Hier noch mal der Text
Dilşad Budak-Sarıoğlu brachte ihre Lebensgeschichte gemeinsam mit Ilgıt Uçum unter dem Titel „Türkland“ auch auf die Bühne des Fabriktheaters Moabit. Türkland entstand in Kooperation mit dem Theater Entropi Sahne sowie mit MAVIBLAU.
Dilşad Budak-Sarıoğlu kam im türkischen Untergrund auf die Welt. Ihre Eltern waren Sozialisten. Sie glühten im politischen Glaubenseifer und verfolgten den Passionsweg der Genossen. Er führte ins Gefängnis und ins Exil.
Dilşad Budak-Sarıoğlu erinnert sich:
„Mein Vater war links und meine Mutter kannte keine Furcht.“
Nach einem Militärputsch lernte die Familie 1980 das Exil zuerst in Paris kennen. Von da zog sie weiter ins Ruhrgebiet. Eine Kleinstadt am Rand der Welt, wenn man aus Istanbul und Paris kommt, wird zum Schauplatz der Kindheit. Da traf Diversität beschränkte Verhältnisse.
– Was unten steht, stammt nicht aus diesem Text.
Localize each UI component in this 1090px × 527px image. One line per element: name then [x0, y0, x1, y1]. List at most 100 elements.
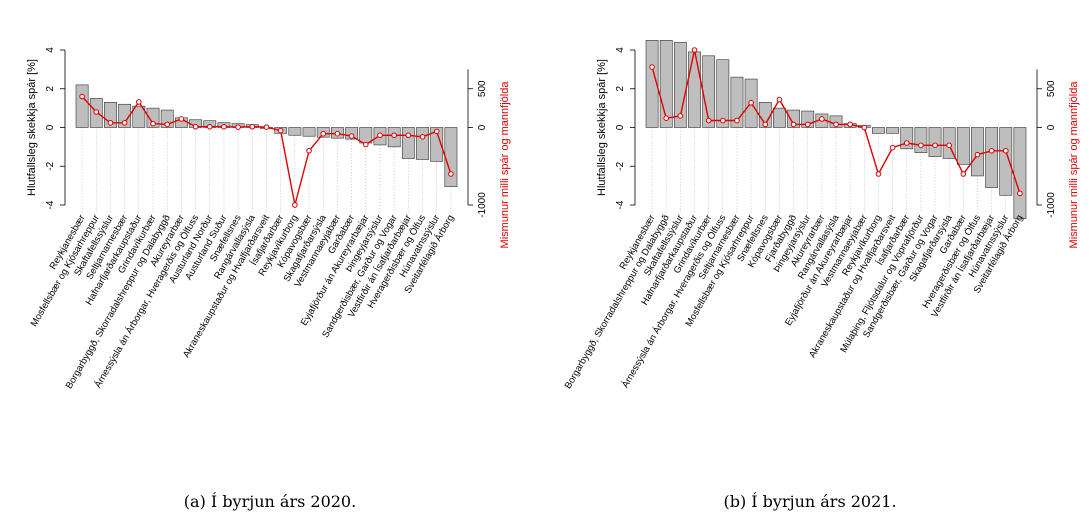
- difference-point: [1017, 190, 1023, 197]
- bar: [401, 127, 415, 159]
- right-axis-tick-label: -1000: [477, 192, 488, 218]
- chart-panel-a: -4 -2 0 2 4 Hlutfallsleg skekkja spár [%] -100…: [0, 0, 540, 490]
- difference-point: [405, 132, 412, 139]
- left-axis-tick-label: 2: [45, 86, 56, 92]
- caption-a: (a) Í byrjun árs 2020.: [183, 492, 357, 511]
- difference-point: [974, 151, 981, 158]
- difference-point: [164, 121, 171, 128]
- caption-b: (b) Í byrjun árs 2021.: [723, 492, 897, 511]
- left-axis-tick-label: 0: [615, 124, 626, 130]
- bar: [985, 127, 999, 188]
- difference-point: [833, 121, 839, 128]
- difference-point: [206, 123, 213, 130]
- difference-point: [292, 202, 298, 208]
- left-axis-tick-label: -4: [615, 200, 626, 209]
- difference-point: [93, 109, 100, 115]
- difference-point: [903, 140, 910, 146]
- chart-panel-b: -4 -2 0 2 4 Hlutfallsleg skekkja spár [%] -100…: [540, 0, 1090, 490]
- difference-point: [391, 132, 397, 139]
- bar: [773, 107, 786, 128]
- difference-point: [691, 47, 698, 53]
- difference-point: [263, 124, 270, 130]
- difference-point: [136, 99, 142, 105]
- difference-point: [121, 120, 128, 126]
- difference-point: [178, 116, 185, 122]
- difference-point: [705, 117, 712, 124]
- left-axis-tick-label: -2: [615, 161, 626, 170]
- difference-point: [875, 171, 882, 177]
- bar: [730, 76, 744, 128]
- difference-point: [946, 142, 952, 149]
- difference-point: [107, 120, 114, 126]
- difference-point: [861, 124, 868, 131]
- difference-point: [221, 123, 227, 130]
- difference-point: [960, 171, 967, 177]
- y2-axis-label: Mismunur milli spár og mannfjölda: [499, 81, 511, 249]
- bar: [999, 127, 1013, 196]
- difference-point: [334, 130, 341, 137]
- difference-point: [277, 127, 284, 134]
- difference-point: [419, 134, 426, 140]
- difference-point: [663, 115, 670, 121]
- difference-point: [790, 121, 797, 128]
- right-axis-tick-label: 500: [477, 80, 488, 97]
- difference-point: [748, 99, 754, 106]
- bar: [872, 127, 885, 134]
- difference-point: [448, 171, 454, 177]
- bar: [716, 59, 730, 128]
- difference-point: [988, 147, 995, 154]
- left-axis-tick-label: 4: [615, 47, 626, 53]
- bar: [75, 84, 89, 128]
- difference-point: [433, 128, 440, 135]
- difference-point: [649, 64, 655, 70]
- difference-point: [377, 132, 383, 139]
- difference-point: [348, 133, 355, 139]
- difference-point: [1002, 147, 1009, 154]
- y-axis-label: Hlutfallsleg skekkja spár [%]: [26, 59, 38, 196]
- left-axis-tick-label: 0: [45, 124, 56, 130]
- difference-point: [362, 141, 369, 148]
- chart-b: -4 -2 0 2 4 Hlutfallsleg skekkja spár [%] -100…: [563, 40, 1080, 391]
- difference-point: [306, 147, 312, 154]
- right-axis-tick-label: -1000: [1046, 192, 1057, 218]
- bar: [928, 127, 942, 157]
- difference-point: [762, 121, 769, 128]
- bar: [444, 127, 458, 187]
- right-axis-tick-label: 0: [1046, 124, 1057, 130]
- bar: [302, 127, 316, 137]
- bar: [971, 127, 984, 177]
- bar: [416, 127, 429, 160]
- left-axis-tick-label: -2: [45, 161, 56, 170]
- bar: [914, 127, 928, 153]
- left-axis-tick-label: -4: [45, 200, 56, 209]
- difference-point: [932, 142, 938, 149]
- bar: [1013, 127, 1027, 219]
- bar: [886, 127, 899, 134]
- bar: [118, 103, 132, 128]
- bar: [659, 40, 673, 128]
- difference-point: [819, 116, 825, 122]
- difference-point: [734, 117, 740, 124]
- difference-point: [192, 123, 199, 130]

„Ich unterschied zwischen Kindern, deren Väter das Gefängnis kannten, und den anderen.“
„Ich unterschied zwischen Kindern, die so wie ich in Kommunen lebten, und solchen, die in Wohnungen aufwuchsen.“
„Da alle Genossen waren, dachte ich Genosse sei eine verwandtschaftliche Bezeichnung.“
Dilşad Budak-Sarıoğlu erzählt keine typische Geschichte aus den Labyrinthen der Migration. Vermutlich ist ihre Geschichte so noch nie erzählt worden. Sie hat dafür eine elegante Form gefunden. Sie performt zweisprachig im Einklang mit Ilgıt Uçum. Um es gleich zu sagen, ich habe noch nie eine intelligentere Kombination von Reflexion und Narration auf dem Feld der Migration beobachtet.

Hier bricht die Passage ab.